Control Theory for Software Security

I’ve been thinking about the application of control theory to software security, and would appreciate feedback on whether I’m adding something or just stating the obvious.

The problem: most teams still chase secure software by asking developers two questions — did you build in the security requirements from threat modelling and policy, and did you fix what the scanners found? The trouble is that the same spec, tools, tests and environment, handed to different developers and their AI agents, produce different code — different functions, data structures and call paths. The result is a different, unpredictable attack surface every time.

The cause: two things drive this. First, the code is the real architecture — not the diagram in a threat model or spec, which is only a statement of belief. Second, that architecture is the sum of thousands of small choices made by the people and AI models writing the code, and those choices vary with training, context and values (see Simon Wardley’s work if you’re wondering whether AI can have ‘values’, and why it matters). So securing software isn’t about making each component predictable; it’s a control problem. The job is to find the hazardous states and build a control structure — across the developer, the AI, the IDE and the CI/CD pipeline — that keeps the system out of them. The system being controlled is the codebase and its deployment.

The solution: make software consistently harder to attack by having the IDE bind the AI’s output in real time, and the CI/CD pipeline act as a default-blocking gate — a violated constraint can’t reach production except through an exception that is scoped, logged and time-limited.

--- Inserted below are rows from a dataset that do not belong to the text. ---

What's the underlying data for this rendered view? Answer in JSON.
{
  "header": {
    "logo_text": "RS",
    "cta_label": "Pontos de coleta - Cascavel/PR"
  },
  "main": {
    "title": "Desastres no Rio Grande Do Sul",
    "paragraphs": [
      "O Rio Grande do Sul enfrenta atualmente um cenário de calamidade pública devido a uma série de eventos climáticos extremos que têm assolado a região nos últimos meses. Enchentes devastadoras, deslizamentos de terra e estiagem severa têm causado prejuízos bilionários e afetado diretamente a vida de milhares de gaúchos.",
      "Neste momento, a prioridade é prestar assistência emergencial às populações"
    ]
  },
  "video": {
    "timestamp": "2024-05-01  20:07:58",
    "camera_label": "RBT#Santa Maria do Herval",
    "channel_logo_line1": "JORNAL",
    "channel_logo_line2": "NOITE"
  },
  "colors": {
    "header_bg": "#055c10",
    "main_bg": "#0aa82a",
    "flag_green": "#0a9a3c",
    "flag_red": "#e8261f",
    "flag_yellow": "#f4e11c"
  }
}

Proposal: a hierarchical control structure

Higher levels set constraints on the levels below; lower levels feed information back up.

Figure 1 — The control structure. Each controller constrains the one below and feeds observations back up. The AI harness generates code but can’t be trusted to enforce, so the deterministic CI/CD gate is the backstop before the controlled system.

The controllers Every controller, human or machine, works from a process model — its picture of the system’s current state — and incidents happen when that picture drifts from reality.
- The developer holds the intent, but their picture can be wrong (e.g. misreading how input is sanitised).
- The AI harness writes and reviews code from its training and prompt context, so a wrong picture means unsafe suggestions. Guardrails and prompt constraints are its first control loop — but it’s a black box: its reasoning is opaque and probabilistic, so we can’t rely on it to enforce anything. That’s exactly why it needs a deterministic supervisor downstream.
- The IDE is the fast feedback loop and the boundary between the developer/AI and the code. As code is written it checks constraints locally, and when something unsafe appears (say, a vulnerable SQL query) it pushes back immediately - correcting the developer’s and the AI’s picture before anything is committed.
- The CI/CD pipeline is the deterministic gate. It doesn’t matter whether the developer misunderstood something or the AI imagined it was safe: the checks run, and a violated constraint fails the build. This isn’t a physical, unbreakable barrier — it’s software the organisation owns — so the point isn’t that it can’t be bypassed, but that bypassing it is a deliberate, logged, expiring exception rather than an invisible one.
The constraints they enforce Instead of ‘we’ll scan for vulnerabilities’, we state explicit constraints, and the controllers exist only to enforce them.
- constraint 1: untrusted data must never reach a database without parameterisation.
- constraint 2: no hardcoded secrets in the source repository.
- constraint 3: the AI must not commit changes to authentication logic without a second, human sign-off.
A constraint you can’t scan for

The three constraints above are the easy kind — a tool can already check each one. The real test is a constraint no scanner reliably catches. Take broken object-level authorisation (IDOR / BOLA), the most exploited class of web and API bug: one user reading or changing another user’s records. No scanner finds it reliably, because the missing authorisation check is the bug, and whether a check is even needed depends on what the data means.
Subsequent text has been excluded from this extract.